Nous ne sommes plus des adolescents, nous ne sommes plus les jeunes qui ont un jour défilé pour une nouvelle façon de nous gouverner, pour un nouvel accord de paix entre Colombiens et Colombiennes, nous ne sommes même plus les leaders ou les protagonistes d’un avenir encore en devenir. Mais nous sommes ceux qui ont un travail et des factures à payer, des enfants, des frères et sœurs ou des parents dont il faut s’occuper ; des amis, des amoureux et des compagnes avec qui nous voulons être, des hommes et des femmes qui aspirent à continuer à grandir et à vieillir sans avoir peur de vivre, de sortir, de ne pas avoir à manger ou un endroit où dormir.

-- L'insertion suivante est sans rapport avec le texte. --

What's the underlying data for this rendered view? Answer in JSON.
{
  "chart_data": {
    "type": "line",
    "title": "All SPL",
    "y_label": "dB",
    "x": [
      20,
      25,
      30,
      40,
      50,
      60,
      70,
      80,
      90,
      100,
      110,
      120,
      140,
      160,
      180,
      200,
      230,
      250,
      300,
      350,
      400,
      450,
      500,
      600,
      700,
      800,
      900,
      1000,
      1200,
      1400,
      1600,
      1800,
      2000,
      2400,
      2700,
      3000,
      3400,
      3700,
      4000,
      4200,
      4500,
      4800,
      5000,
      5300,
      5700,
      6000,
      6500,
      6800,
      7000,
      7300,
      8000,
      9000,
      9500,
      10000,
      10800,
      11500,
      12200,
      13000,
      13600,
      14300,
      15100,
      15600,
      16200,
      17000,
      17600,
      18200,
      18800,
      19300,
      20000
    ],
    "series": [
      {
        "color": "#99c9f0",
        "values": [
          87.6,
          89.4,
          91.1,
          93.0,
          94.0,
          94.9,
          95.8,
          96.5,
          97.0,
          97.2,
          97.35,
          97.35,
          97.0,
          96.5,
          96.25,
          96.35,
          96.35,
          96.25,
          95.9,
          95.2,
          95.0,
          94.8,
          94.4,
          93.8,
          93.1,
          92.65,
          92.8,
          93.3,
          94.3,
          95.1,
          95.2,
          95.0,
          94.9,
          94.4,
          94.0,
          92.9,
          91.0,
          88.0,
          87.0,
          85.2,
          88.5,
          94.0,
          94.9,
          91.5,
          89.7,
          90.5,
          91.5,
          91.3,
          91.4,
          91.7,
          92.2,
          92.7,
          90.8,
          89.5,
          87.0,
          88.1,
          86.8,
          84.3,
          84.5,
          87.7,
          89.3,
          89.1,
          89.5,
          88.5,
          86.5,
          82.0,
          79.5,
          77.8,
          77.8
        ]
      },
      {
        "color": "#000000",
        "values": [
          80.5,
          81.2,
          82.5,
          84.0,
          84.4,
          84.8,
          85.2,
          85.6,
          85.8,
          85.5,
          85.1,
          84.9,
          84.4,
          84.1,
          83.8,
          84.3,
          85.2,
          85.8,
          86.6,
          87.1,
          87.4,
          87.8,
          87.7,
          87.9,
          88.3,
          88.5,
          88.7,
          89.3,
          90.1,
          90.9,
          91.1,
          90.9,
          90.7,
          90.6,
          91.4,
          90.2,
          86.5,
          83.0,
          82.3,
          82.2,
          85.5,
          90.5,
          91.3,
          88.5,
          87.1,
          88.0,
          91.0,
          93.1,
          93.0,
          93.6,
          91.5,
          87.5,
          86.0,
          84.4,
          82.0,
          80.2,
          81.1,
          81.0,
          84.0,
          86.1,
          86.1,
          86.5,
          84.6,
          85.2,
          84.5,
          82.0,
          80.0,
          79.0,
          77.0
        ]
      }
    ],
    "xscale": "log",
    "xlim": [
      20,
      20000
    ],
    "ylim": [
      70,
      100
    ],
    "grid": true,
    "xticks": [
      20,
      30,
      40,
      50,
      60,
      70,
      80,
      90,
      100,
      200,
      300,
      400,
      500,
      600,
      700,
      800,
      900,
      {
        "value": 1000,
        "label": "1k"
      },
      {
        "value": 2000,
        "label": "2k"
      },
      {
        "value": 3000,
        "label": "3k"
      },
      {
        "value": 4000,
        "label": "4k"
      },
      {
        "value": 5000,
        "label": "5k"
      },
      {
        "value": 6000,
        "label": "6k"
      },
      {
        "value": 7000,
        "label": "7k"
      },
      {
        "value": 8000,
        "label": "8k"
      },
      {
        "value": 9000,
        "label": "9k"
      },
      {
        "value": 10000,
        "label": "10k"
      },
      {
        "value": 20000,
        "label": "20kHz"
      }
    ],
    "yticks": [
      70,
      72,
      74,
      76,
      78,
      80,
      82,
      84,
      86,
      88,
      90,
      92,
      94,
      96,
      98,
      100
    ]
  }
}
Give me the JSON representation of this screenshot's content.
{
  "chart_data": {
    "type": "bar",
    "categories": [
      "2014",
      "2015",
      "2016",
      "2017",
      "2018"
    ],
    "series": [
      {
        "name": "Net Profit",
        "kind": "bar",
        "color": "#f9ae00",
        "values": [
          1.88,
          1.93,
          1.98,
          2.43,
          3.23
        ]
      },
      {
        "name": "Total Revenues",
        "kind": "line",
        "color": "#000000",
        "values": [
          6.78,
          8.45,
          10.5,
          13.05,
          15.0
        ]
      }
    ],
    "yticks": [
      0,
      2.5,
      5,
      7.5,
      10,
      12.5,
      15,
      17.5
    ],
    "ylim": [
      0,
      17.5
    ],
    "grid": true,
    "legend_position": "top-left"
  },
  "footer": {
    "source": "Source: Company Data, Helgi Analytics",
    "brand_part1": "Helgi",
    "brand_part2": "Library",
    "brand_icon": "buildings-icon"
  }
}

Mesdames et Messieurs, hommes et femmes, même les patrons et patronnes, nous avons l’obligation morale de ne pas rester silencieux cette fois, de ne pas nous laisser enfermer chez nous, d’accompagner la rébellion des jeunes, afin qu’ils brisent tout ce dont nous n’étions pas capables et que nous avons laissé poursuivre, au point où aujourd’hui nous n’aurions pas voulu que cela soit. Parce que, 30 ans après ce qui fut pour nous la nouvelle Constitution politique de la Colombie, aujourd’hui il n’y a rien à célébrer, tout est encore à conquérir.

Aujourd’hui, j’ai quarante ans et quelques, il nous a fallu presque trois décennies pour nous réveiller à nouveau, mais nous nous sommes réveillés. Ça nous a pris du temps, oui, mais nous sommes revenus. Peut-être que l’anniversaire de la Constitution en vaut la peine.

Et espérons que la promesse d’un pays en paix, avec des opportunités pour toutes et tous, participant en démocratie, au bien vivre, au bien-être social et communautaire, nous donnera la force collective dont nous avons besoin pour construire un lieu plus proche des rêves que nous partageons en tant que Colombiennes et Colombiens. Mais si ce n’est pas le cas, nous continuerons à marcher, avec la conviction des don Quichottes qui courent après les utopies, convaincus qu’un autre monde meilleur est possible, peu importe si nous devons marcher toute la vie.